In practice, the giving from our board members straddles the whole spectrum, from top tier giving to zero financial giving. Sometimes, it takes greater faith for someone on the board to not give. The Kingdom is full of these counter-intuitions. On a least a couple incidents, I recommend board members to have the faith NOT to give. Financial amount does not necessary correspond to the heart investment and engagement with the board. When board members give, they give freely of their own volition. If anything, they all see the profit-loss statements. They know our budget and they know where everything goes. Most donors only have the perspective of our monthly newsletters, and perhaps first-hand connections with our events. But our board has front-row seats. That awareness heightens anything they give.
It should be obvious I don’t employ “Gold status” or “platinum status” giving tiers. If anything, I occasionally highlight the widow, or the poor, or the family in ministry themselves who have made a financial commitment to Kingdom Rice. This one senior woman gives just $5/month, and she’s been one of our most faithful givers, and referrers too! It costs more time and money to administer that $5 check, but it’s worth it.

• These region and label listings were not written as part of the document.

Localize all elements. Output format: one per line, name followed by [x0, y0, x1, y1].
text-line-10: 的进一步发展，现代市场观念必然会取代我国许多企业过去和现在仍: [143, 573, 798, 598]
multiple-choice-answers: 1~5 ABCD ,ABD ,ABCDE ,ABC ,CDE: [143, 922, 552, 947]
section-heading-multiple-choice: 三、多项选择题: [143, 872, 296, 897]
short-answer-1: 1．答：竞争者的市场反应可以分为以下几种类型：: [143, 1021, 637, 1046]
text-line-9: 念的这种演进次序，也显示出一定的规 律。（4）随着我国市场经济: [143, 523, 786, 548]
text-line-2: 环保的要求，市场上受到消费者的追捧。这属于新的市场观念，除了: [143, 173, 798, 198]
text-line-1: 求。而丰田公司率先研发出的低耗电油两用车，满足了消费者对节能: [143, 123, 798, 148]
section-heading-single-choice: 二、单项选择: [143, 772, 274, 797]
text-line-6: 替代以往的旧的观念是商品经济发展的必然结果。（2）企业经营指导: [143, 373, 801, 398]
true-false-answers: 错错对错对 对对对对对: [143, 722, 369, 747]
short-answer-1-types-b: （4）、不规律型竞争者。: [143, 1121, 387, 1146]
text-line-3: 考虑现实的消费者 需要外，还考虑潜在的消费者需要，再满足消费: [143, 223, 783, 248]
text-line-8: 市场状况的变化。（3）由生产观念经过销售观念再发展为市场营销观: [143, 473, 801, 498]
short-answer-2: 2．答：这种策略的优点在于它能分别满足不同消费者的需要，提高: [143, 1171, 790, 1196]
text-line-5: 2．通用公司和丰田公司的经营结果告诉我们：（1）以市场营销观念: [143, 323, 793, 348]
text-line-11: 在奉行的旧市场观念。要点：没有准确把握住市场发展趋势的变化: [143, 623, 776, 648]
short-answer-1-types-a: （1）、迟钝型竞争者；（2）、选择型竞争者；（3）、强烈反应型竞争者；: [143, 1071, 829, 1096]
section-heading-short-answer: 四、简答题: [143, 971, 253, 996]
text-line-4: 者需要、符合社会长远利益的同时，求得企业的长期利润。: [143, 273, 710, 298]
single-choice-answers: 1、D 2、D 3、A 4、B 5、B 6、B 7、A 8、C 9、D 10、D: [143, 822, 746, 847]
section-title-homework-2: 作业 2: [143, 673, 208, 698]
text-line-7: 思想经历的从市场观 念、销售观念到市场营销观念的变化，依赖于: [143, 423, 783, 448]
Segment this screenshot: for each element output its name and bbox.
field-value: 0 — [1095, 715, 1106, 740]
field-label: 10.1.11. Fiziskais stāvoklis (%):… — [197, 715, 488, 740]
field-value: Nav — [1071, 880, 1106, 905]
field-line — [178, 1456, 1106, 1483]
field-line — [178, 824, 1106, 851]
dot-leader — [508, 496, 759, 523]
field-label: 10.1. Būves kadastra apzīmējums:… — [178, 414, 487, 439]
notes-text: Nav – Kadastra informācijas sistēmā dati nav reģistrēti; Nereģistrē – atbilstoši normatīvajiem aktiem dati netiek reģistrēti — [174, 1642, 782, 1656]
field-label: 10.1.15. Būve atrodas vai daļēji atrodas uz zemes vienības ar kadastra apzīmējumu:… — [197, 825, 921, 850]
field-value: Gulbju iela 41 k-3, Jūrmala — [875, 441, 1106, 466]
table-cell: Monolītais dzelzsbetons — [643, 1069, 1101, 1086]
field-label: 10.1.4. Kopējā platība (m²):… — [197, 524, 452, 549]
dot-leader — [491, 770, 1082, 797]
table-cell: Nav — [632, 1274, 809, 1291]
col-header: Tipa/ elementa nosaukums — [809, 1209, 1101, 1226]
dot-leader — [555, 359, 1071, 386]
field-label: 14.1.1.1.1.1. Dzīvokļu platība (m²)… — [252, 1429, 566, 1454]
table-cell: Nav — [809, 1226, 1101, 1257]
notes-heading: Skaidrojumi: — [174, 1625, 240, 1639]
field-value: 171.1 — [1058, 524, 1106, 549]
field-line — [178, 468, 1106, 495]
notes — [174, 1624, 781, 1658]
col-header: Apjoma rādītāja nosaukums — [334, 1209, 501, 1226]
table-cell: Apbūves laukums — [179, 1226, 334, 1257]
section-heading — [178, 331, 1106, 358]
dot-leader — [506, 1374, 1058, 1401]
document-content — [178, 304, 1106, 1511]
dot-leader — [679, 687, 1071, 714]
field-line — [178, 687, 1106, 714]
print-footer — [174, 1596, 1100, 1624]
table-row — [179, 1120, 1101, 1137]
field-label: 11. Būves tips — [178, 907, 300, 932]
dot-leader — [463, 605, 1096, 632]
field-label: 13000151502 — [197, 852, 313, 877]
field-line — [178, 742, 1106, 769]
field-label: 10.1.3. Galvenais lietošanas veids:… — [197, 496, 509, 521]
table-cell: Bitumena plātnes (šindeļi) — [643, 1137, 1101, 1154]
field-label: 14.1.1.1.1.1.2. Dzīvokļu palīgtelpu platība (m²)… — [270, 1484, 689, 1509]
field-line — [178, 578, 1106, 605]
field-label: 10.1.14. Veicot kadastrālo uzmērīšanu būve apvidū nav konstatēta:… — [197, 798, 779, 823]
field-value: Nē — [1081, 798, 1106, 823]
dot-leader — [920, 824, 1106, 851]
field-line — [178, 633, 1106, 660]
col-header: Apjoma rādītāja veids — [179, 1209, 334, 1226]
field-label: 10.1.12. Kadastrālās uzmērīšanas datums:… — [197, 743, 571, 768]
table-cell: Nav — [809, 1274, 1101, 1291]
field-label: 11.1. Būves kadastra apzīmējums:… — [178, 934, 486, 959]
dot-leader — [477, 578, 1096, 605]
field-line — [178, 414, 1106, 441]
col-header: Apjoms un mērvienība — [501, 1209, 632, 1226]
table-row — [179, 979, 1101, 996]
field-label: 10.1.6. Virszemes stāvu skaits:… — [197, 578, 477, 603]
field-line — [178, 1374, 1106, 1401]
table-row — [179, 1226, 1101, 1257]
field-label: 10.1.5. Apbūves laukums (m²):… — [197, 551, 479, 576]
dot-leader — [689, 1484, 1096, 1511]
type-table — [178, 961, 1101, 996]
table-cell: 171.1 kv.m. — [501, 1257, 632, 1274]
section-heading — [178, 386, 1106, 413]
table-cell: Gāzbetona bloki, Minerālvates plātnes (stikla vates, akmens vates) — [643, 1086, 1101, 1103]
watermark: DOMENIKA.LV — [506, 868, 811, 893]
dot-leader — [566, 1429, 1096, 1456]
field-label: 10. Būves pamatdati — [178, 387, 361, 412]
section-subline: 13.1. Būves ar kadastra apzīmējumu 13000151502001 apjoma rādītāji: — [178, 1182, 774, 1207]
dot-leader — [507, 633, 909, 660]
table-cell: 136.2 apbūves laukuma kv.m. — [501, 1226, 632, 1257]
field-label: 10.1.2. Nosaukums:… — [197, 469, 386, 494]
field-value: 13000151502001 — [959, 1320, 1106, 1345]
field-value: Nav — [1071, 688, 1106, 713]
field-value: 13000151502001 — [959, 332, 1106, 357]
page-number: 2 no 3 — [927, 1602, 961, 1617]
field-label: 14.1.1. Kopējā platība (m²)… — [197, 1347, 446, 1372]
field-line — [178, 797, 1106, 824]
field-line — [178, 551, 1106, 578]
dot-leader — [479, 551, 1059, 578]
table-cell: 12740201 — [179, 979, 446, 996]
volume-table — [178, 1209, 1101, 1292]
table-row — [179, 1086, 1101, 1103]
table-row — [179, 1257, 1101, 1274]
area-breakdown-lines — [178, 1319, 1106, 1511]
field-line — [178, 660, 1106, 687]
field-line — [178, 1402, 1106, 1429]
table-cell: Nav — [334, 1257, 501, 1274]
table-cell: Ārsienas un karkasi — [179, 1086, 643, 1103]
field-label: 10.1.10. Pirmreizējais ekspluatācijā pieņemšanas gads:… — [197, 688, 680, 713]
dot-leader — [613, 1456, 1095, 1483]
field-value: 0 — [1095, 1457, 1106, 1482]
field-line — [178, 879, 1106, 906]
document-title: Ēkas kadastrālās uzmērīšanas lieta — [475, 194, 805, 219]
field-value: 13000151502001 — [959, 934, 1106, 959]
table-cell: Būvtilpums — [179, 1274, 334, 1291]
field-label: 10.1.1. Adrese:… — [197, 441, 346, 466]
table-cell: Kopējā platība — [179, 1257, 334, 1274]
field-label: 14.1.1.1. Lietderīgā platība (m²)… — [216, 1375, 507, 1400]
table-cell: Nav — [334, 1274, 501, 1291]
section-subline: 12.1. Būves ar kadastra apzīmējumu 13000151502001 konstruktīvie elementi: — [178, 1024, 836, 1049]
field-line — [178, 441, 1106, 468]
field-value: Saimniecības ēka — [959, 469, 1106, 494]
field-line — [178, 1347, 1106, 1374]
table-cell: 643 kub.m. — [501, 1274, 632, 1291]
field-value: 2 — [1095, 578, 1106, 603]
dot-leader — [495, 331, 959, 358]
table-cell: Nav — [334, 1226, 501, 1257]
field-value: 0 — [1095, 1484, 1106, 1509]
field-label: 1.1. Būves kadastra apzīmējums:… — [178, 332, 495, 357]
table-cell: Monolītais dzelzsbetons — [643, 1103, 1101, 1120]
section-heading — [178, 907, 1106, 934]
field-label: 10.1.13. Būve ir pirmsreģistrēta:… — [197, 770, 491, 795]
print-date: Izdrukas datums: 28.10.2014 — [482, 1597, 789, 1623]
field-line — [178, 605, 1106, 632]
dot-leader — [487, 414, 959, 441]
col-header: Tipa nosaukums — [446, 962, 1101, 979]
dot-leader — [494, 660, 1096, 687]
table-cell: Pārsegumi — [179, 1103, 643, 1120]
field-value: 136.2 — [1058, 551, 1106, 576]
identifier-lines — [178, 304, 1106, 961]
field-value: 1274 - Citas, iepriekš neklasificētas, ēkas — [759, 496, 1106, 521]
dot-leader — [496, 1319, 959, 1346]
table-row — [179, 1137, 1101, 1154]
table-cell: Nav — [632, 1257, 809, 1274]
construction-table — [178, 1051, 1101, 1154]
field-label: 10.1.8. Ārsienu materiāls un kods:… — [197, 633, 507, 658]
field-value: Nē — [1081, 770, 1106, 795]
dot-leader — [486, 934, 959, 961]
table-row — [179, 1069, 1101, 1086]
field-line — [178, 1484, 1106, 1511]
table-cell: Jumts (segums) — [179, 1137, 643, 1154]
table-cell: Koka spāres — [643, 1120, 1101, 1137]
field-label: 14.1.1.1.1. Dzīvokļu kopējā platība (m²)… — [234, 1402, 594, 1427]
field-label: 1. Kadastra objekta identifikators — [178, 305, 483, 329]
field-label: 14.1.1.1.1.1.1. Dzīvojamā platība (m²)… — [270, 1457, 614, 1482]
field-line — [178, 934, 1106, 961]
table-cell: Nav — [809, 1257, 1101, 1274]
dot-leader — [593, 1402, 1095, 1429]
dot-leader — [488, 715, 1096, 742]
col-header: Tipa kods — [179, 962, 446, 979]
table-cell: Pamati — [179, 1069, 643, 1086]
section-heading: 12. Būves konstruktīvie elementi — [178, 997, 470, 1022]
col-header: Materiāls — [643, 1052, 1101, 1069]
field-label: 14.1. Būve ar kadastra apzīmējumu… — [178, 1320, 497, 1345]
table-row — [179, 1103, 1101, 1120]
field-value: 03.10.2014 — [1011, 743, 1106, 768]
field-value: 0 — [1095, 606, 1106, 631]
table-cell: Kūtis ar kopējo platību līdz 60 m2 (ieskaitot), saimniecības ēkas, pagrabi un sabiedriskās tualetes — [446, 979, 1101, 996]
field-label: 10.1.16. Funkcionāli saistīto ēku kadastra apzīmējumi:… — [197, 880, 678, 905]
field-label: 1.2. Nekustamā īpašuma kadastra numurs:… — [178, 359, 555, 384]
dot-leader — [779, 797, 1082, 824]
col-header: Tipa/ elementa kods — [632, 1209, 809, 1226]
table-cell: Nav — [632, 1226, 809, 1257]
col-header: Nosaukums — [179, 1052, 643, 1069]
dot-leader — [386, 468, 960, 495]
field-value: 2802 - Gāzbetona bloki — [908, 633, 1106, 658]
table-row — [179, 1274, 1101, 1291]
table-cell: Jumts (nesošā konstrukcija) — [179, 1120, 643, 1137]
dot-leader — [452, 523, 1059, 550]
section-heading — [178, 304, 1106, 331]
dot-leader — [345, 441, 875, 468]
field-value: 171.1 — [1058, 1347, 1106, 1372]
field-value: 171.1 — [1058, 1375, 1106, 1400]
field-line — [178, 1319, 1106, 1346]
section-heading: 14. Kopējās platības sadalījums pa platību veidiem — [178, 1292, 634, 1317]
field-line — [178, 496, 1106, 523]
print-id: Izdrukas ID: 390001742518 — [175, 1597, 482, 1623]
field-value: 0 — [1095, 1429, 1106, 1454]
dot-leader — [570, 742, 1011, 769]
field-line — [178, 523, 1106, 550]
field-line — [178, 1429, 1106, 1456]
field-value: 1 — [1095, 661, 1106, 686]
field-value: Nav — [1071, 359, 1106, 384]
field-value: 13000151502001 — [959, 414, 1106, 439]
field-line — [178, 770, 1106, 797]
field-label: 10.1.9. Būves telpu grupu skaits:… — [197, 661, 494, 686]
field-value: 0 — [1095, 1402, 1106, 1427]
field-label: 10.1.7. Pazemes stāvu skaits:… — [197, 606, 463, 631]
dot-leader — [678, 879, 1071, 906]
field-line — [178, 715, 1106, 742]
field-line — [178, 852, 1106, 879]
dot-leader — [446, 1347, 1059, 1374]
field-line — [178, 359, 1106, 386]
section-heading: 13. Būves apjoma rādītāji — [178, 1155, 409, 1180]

IF anything (we’ve not experienced this yet), top tier giving can lead to manipulation, and inappropriate use of power from a board seat. I’ve seen this in multiple non-profits both in and outside of evangelical institutions. Sometimes, the top givers become the elephants in the board meetings. Sometimes, top givers actually threaten the very mission of the non-board. I’m speaking third person here, but if you know my story, I’m NOT speaking hypothetically. I’ve lived all this and it’s why I am thoroughly unsatisfied with the lack of nuance with anyone who makes board financial giving imperative. In the seven years of KR, not one board member EVER questioned inappropriate ties between one’s giving and ones influence on the board.
At Kingdom Rice, what board members contribute weighs more heavily than what they’re able to give financially, much MUCH more.
There’s a lot more to be said, especially with the more nuanced parts of board recruiting. Overall, the process has been quite satisfying and being that the process is not binary, it opens up space for deeper conversation and working together to accomplish our mission, whether or not someone joins the board or not.